Hi , I am virgolady from the "Maritime Provinces " in
Canada. I only joined yesterday. The following is only my perception ,and I certainly do not mean to be hurtful .

What is all this stress doing to you ? You need to take care of yourself or you will be "unavailable" for him. Sorry , but he needs to take responsibility for himself ! The worse thing he could be doing is smoking while he is on the patch ......(dangerous) ..

His moods could very well be due to guilt (the fact that he may be smoking) but when someone talks or ask questions , he becomes "defensive".

I have never heard of melanoma having anything to do with the lungs , unless the melanoma has spread to the lungs . What exactly did the physician verbally state about the melanoma ? I understand and can relate to you wanting to be there for him , but not at your expense. Besides he is only going to talk about it when he is ready . I know that it is very difficult ,and it also must be difficult for him. As women , we are for the most part born communicators , men are not . They need to go into their "cave " and think ( no one knows how long it takes ) , however they eventually come out ............
If I can make a suggestion ...............please, for your sake ..just let it go , it will all work out , it always does , it may not be the outcome we wanted , but it still always works out . Save your energy so you can be available for "both" of you .
Good luck and I would consider it an honor if you would keep me informed .
I am sending you gentle hugs , and positive thoughts.
ladyvirgo
 
Thanks virgolady. Yes I have let it go and don't worry I am looking after my self.
 
Still waiting for an appointment at the melanoma clinic. I have told Darryn he should ring the hospital but he is happy to wait. I think its a case of no news is good news or at least he has convinced himself of that, I just hope that's the case. I am finding it hard to wait patiently unlike he seems to be doing. All is good with our relationship at the moment, he is starting to open up to me about his feeling a little so I guess I am doing the right thing in letting him come to me instead of asking him how he is. He admitted he has been feeling depressed a lot of the time and realizes that it is most likely the biggest cause of his constant tiredness. I am happy that he know this now. He is still smoking and it seems to be more and more often but he still is trying to hide the fact he is smoking so I will leave it like this as if I let him know I know he is smoking he might smoke more. At least if I am around him he doesn't smoke. Still hoping he will quit when he is ready.
 
Still waiting for an appointment at the melanoma clinic. I have told Darryn he should ring the hospital but he is happy to wait. I think its a case of no news is good news or at least he has convinced himself of that, I just hope that's the case. I am finding it hard to wait patiently unlike he seems to be doing. All is good with our relationship at the moment, he is starting to open up to me about his feeling a little so I guess I am doing the right thing in letting him come to me instead of asking him how he is.
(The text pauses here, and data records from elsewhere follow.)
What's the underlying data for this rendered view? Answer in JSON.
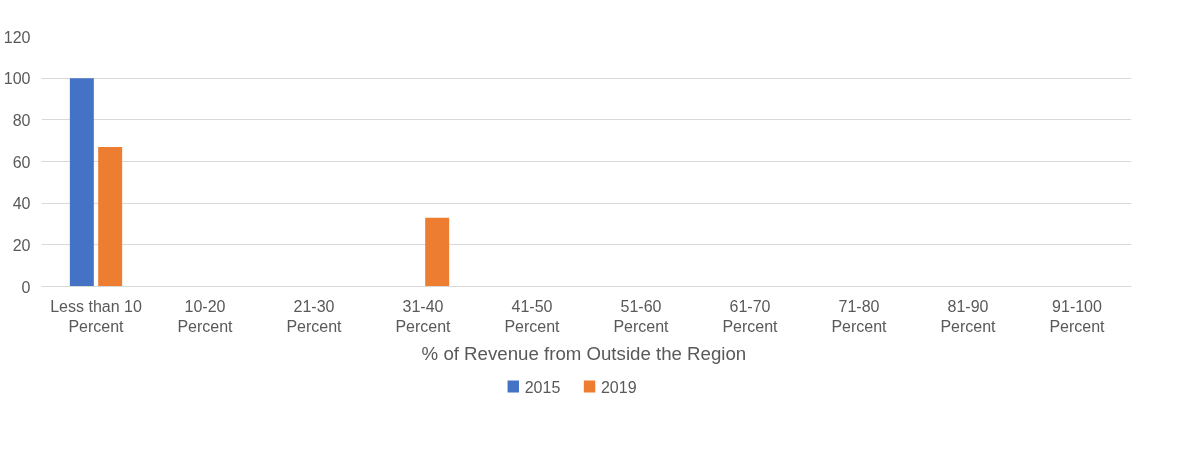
{
  "chart_data": {
    "type": "bar",
    "xlabel": "%  of Revenue from Outside the Region",
    "categories": [
      "Less than 10\nPercent",
      "10-20\nPercent",
      "21-30\nPercent",
      "31-40\nPercent",
      "41-50\nPercent",
      "51-60\nPercent",
      "61-70\nPercent",
      "71-80\nPercent",
      "81-90\nPercent",
      "91-100\nPercent"
    ],
    "series": [
      {
        "name": "2015",
        "color": "#4472c4",
        "values": [
          100,
          0,
          0,
          0,
          0,
          0,
          0,
          0,
          0,
          0
        ]
      },
      {
        "name": "2019",
        "color": "#ed7d31",
        "values": [
          67,
          0,
          0,
          33,
          0,
          0,
          0,
          0,
          0,
          0
        ]
      }
    ],
    "ylim": [
      0,
      120
    ],
    "yticks": [
      0,
      20,
      40,
      60,
      80,
      100,
      120
    ],
    "grid": "y",
    "legend": "bottom"
  }
}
I'm glad to hear that things are good with the relationship again... and especially glad that he's started opening up more. I know that will help him and he probably realizes that now, too.

When it comes to not getting an appointment yet... that concerns me a bit. I know people in the medical field and I know that patients *do* sometimes fall through the cracks. Someone thought someone else made the appointment, etc. Or a new person filed the order for an appointment before they had a chance to make it. This is a big dilemma for you, I'm sure... you don't want to upset him by keeping on him about calling, but... well, it's cancer, so not the sort of thing to sit by and wait for others to get things into motion. I can't remember if they told you how long it would take, but if it goes like a week past that, I'd definitely call.

And through this, how have *you* been feeling?